Llegás y, en la antesala, alguien te dice “las teles son parte de la obra, las pueden ver”. Dos teles de tubo muestran el mismo video. Una persona corre y busca a otra. Pasó algo. Cambia la escena. Muchas personas alrededor de una mesa, un cartel que dice “taller literario” atrás. Parecen personas con discapacidades distintas. Una mujer mira fijo, muy fijo, a la cámara.
Corte. Pasás a la sala. Cinco personas en islas de sonido. Parados. Te miran. Nos miran. La obra ya empezó y no te diste cuenta. Celofán dorado en el piso. Suena un gong y un señor prueba micrófonos. Quedamos a oscuras. Arranca la historia.
En un taller de escritura para personas con discapacidad, una alumna se enamora del docente. El amor se confunde con locura, la locura con desesperación. La propuesta dramatúrgica parece ser: ¿hasta dónde puede llegar ese vínculo? ¿Cuál es el límite?
Cintia (Agostina Prato) tira frases como dardos.

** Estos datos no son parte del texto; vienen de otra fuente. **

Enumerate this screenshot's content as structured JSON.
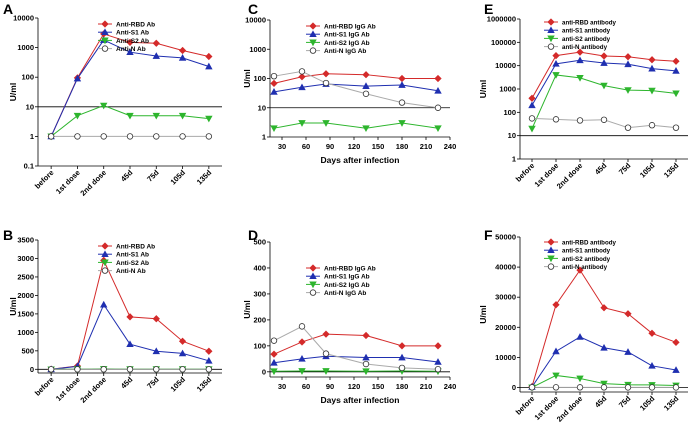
{
  "colors": {
    "rbd": "#d42a2a",
    "s1": "#1f2fb0",
    "s2": "#2db52d",
    "n": "#888888"
  },
  "chart_data": [
    {
      "id": "A",
      "panel_label": "A",
      "type": "line",
      "scale": "log",
      "ylabel": "U/ml",
      "xlabel": "",
      "categories": [
        "before",
        "1st dose",
        "2nd dose",
        "45d",
        "75d",
        "105d",
        "135d"
      ],
      "yticks": [
        0.1,
        1,
        10,
        100,
        1000,
        10000
      ],
      "ytick_labels": [
        "0.1",
        "1",
        "10",
        "100",
        "1000",
        "10000"
      ],
      "ylim": [
        0.1,
        10000
      ],
      "ref_line": 10,
      "series": [
        {
          "name": "Anti-RBD Ab",
          "color_key": "rbd",
          "marker": "diamond",
          "values": [
            1,
            95,
            2900,
            1500,
            1400,
            800,
            500
          ]
        },
        {
          "name": "Anti-S1 Ab",
          "color_key": "s1",
          "marker": "triangle-up",
          "values": [
            1,
            90,
            1800,
            700,
            520,
            450,
            230
          ]
        },
        {
          "name": "Anti-S2 Ab",
          "color_key": "s2",
          "marker": "triangle-down",
          "values": [
            1,
            5,
            11,
            5,
            5,
            5,
            4
          ]
        },
        {
          "name": "Anti-N Ab",
          "color_key": "n",
          "marker": "circle",
          "values": [
            1,
            1,
            1,
            1,
            1,
            1,
            1
          ]
        }
      ]
    },
    {
      "id": "B",
      "panel_label": "B",
      "type": "line",
      "scale": "linear",
      "ylabel": "U/ml",
      "xlabel": "",
      "categories": [
        "before",
        "1st dose",
        "2nd dose",
        "45d",
        "75d",
        "105d",
        "135d"
      ],
      "yticks": [
        0,
        500,
        1000,
        1500,
        2000,
        2500,
        3000,
        3500
      ],
      "ytick_labels": [
        "0",
        "500",
        "1000",
        "1500",
        "2000",
        "2500",
        "3000",
        "3500"
      ],
      "ylim": [
        -100,
        3500
      ],
      "ref_line": 0,
      "series": [
        {
          "name": "Anti-RBD Ab",
          "color_key": "rbd",
          "marker": "diamond",
          "values": [
            0,
            90,
            2950,
            1420,
            1370,
            760,
            490
          ]
        },
        {
          "name": "Anti-S1 Ab",
          "color_key": "s1",
          "marker": "triangle-up",
          "values": [
            0,
            80,
            1750,
            680,
            490,
            430,
            230
          ]
        },
        {
          "name": "Anti-S2 Ab",
          "color_key": "s2",
          "marker": "triangle-down",
          "values": [
            0,
            5,
            10,
            5,
            5,
            5,
            4
          ]
        },
        {
          "name": "Anti-N Ab",
          "color_key": "n",
          "marker": "circle",
          "values": [
            0,
            0,
            0,
            0,
            0,
            0,
            0
          ]
        }
      ]
    },
    {
      "id": "C",
      "panel_label": "C",
      "type": "line",
      "scale": "log",
      "ylabel": "U/ml",
      "xlabel": "Days after infection",
      "xticks": [
        30,
        60,
        90,
        120,
        150,
        180,
        210,
        240
      ],
      "xlim": [
        15,
        240
      ],
      "yticks": [
        1,
        10,
        100,
        1000,
        10000
      ],
      "ytick_labels": [
        "1",
        "10",
        "100",
        "1000",
        "10000"
      ],
      "ylim": [
        1,
        10000
      ],
      "ref_line": 10,
      "series": [
        {
          "name": "Anti-RBD IgG Ab",
          "color_key": "rbd",
          "marker": "diamond",
          "x": [
            20,
            55,
            85,
            135,
            180,
            225
          ],
          "values": [
            68,
            115,
            145,
            135,
            100,
            100
          ]
        },
        {
          "name": "Anti-S1 IgG Ab",
          "color_key": "s1",
          "marker": "triangle-up",
          "x": [
            20,
            55,
            85,
            135,
            180,
            225
          ],
          "values": [
            35,
            50,
            65,
            55,
            60,
            38
          ]
        },
        {
          "name": "Anti-S2 IgG Ab",
          "color_key": "s2",
          "marker": "triangle-down",
          "x": [
            20,
            55,
            85,
            135,
            180,
            225
          ],
          "values": [
            2,
            3,
            3,
            2,
            3,
            2
          ]
        },
        {
          "name": "Anti-N IgG Ab",
          "color_key": "n",
          "marker": "circle",
          "x": [
            20,
            55,
            85,
            135,
            180,
            225
          ],
          "values": [
            120,
            175,
            70,
            30,
            15,
            10
          ]
        }
      ]
    },
    {
      "id": "D",
      "panel_label": "D",
      "type": "line",
      "scale": "linear",
      "ylabel": "U/ml",
      "xlabel": "Days after infection",
      "xticks": [
        30,
        60,
        90,
        120,
        150,
        180,
        210,
        240
      ],
      "xlim": [
        15,
        240
      ],
      "yticks": [
        0,
        100,
        200,
        300,
        400,
        500
      ],
      "ytick_labels": [
        "0",
        "100",
        "200",
        "300",
        "400",
        "500"
      ],
      "ylim": [
        -20,
        500
      ],
      "ref_line": 0,
      "series": [
        {
          "name": "Anti-RBD IgG Ab",
          "color_key": "rbd",
          "marker": "diamond",
          "x": [
            20,
            55,
            85,
            135,
            180,
            225
          ],
          "values": [
            68,
            115,
            145,
            140,
            100,
            100
          ]
        },
        {
          "name": "Anti-S1 IgG Ab",
          "color_key": "s1",
          "marker": "triangle-up",
          "x": [
            20,
            55,
            85,
            135,
            180,
            225
          ],
          "values": [
            35,
            50,
            60,
            55,
            55,
            38
          ]
        },
        {
          "name": "Anti-S2 IgG Ab",
          "color_key": "s2",
          "marker": "triangle-down",
          "x": [
            20,
            55,
            85,
            135,
            180,
            225
          ],
          "values": [
            2,
            3,
            3,
            2,
            3,
            2
          ]
        },
        {
          "name": "Anti-N IgG Ab",
          "color_key": "n",
          "marker": "circle",
          "x": [
            20,
            55,
            85,
            135,
            180,
            225
          ],
          "values": [
            120,
            175,
            70,
            30,
            15,
            10
          ]
        }
      ]
    },
    {
      "id": "E",
      "panel_label": "E",
      "type": "line",
      "scale": "log",
      "ylabel": "U/ml",
      "xlabel": "",
      "categories": [
        "before",
        "1st dose",
        "2nd dose",
        "45d",
        "75d",
        "105d",
        "135d"
      ],
      "yticks": [
        1,
        10,
        100,
        1000,
        10000,
        100000,
        1000000
      ],
      "ytick_labels": [
        "1",
        "10",
        "100",
        "1000",
        "10000",
        "100000",
        "1000000"
      ],
      "ylim": [
        1,
        1000000
      ],
      "ref_line": 10,
      "series": [
        {
          "name": "anti-RBD antibody",
          "color_key": "rbd",
          "marker": "diamond",
          "values": [
            400,
            27000,
            38000,
            26000,
            24000,
            18000,
            15500
          ]
        },
        {
          "name": "anti-S1 antibody",
          "color_key": "s1",
          "marker": "triangle-up",
          "values": [
            200,
            12000,
            17000,
            13000,
            11500,
            7500,
            6000
          ]
        },
        {
          "name": "anti-S2 antibody",
          "color_key": "s2",
          "marker": "triangle-down",
          "values": [
            20,
            4000,
            3000,
            1400,
            900,
            850,
            650
          ]
        },
        {
          "name": "anti-N antibody",
          "color_key": "n",
          "marker": "circle",
          "values": [
            55,
            50,
            45,
            48,
            22,
            28,
            22
          ]
        }
      ]
    },
    {
      "id": "F",
      "panel_label": "F",
      "type": "line",
      "scale": "linear",
      "ylabel": "U/ml",
      "xlabel": "",
      "categories": [
        "before",
        "1st dose",
        "2nd dose",
        "45d",
        "75d",
        "105d",
        "135d"
      ],
      "yticks": [
        0,
        10000,
        20000,
        30000,
        40000,
        50000
      ],
      "ytick_labels": [
        "0",
        "10000",
        "20000",
        "30000",
        "40000",
        "50000"
      ],
      "ylim": [
        -1500,
        50000
      ],
      "ref_line": 0,
      "series": [
        {
          "name": "anti-RBD antibody",
          "color_key": "rbd",
          "marker": "diamond",
          "values": [
            300,
            27500,
            39000,
            26500,
            24500,
            18000,
            15000
          ]
        },
        {
          "name": "anti-S1 antibody",
          "color_key": "s1",
          "marker": "triangle-up",
          "values": [
            200,
            12000,
            16800,
            13200,
            11800,
            7200,
            5800
          ]
        },
        {
          "name": "anti-S2 antibody",
          "color_key": "s2",
          "marker": "triangle-down",
          "values": [
            20,
            4000,
            3000,
            1300,
            900,
            850,
            650
          ]
        },
        {
          "name": "anti-N antibody",
          "color_key": "n",
          "marker": "circle",
          "values": [
            50,
            50,
            45,
            48,
            22,
            28,
            22
          ]
        }
      ]
    }
  ]
}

Las palabras, separadas; cada una, una oración, una suerte de cadáver exquisito que puede llegar a cualquier lado. José Luis (Nahuel Monasterio) intenta agarrarlas, sosteniéndose en que viene del lado de las letras y que su propósito es ayudar a este grupo de chicos y chicas, varones y mujeres, a escribir. El discurso ordenado del docente se impregna de la institución y va perdiendo el límite, se abrasa, reacciona, y de a ratos se mimetiza con esa otra que lo desea, que lo persigue.

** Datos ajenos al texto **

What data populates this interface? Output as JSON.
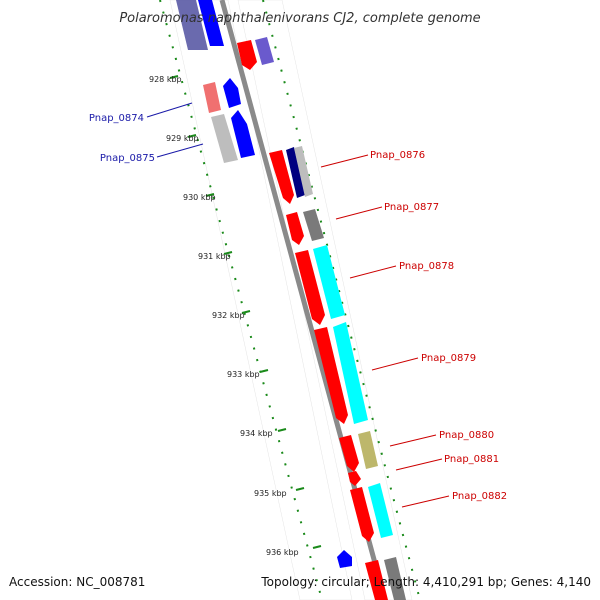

La búsqueda del texto gira alrededor del lenguaje. Las palabras son engaños. Vómitos desesperados. Brotes. Son aquello que agujerea el cuerpo y lo que le da forma. Para Cintia, son la manera de acercarse al otro, de escupir lo que —y a quienes— lleva adentro. Para José Luis, son un peligro y una tentación constante. Los cuerpos se contraponen, se tocan, se desnudan. Hacen todo lo que las palabras no los dejan.
En la nueva obra de Marcelo Allasino hay que estar atento a las biromes. A lo que se dice, a lo que se escribe, a lo que se sale de los márgenes, a las tachaduras. Hay que elegir dónde poner el ojo. Si en un personaje, o en el otro, o en las cámaras que los graban, o en las otras tres personas que están en el escenario, como testigos silenciosos del amor, el deseo y la violencia.
Los dos actores hacen del teatro un cuerpo, hacen de la escritura un derroche. Lo que inicia siendo una propuesta literaria, de aprender qué es un verbo o leer autores reconocidos, termina desarrollándose en eso que es el acto de escribir en sí mismo: puro goce. ¿Cómo se escribe la locura sino a través de lo que no se puede decir? ¿De quiénes son las palabras que suenan? ¿Quién habla cada vez que los actores abren la boca?
Mis palabras es una obra que duda. Que se corre. Que pone en la mesa el cuerpo. Que no teme. Lo que mando en audios erráticos a mis amigos, recomendando la obra, suena parecido al éxtasis. No les cuento nada, no les puedo contar nada. No tengo palabras, sólo el cuerpo contagiado. Vayan ya, les digo, vayan que se termina la semana que viene. Vayan, que quedarse sin palabras es de lo más lindo que hay.
Mis palabras, autoría y dirección de Marcelo Allasino, Centro Cultural San Martín, Buenos Aires.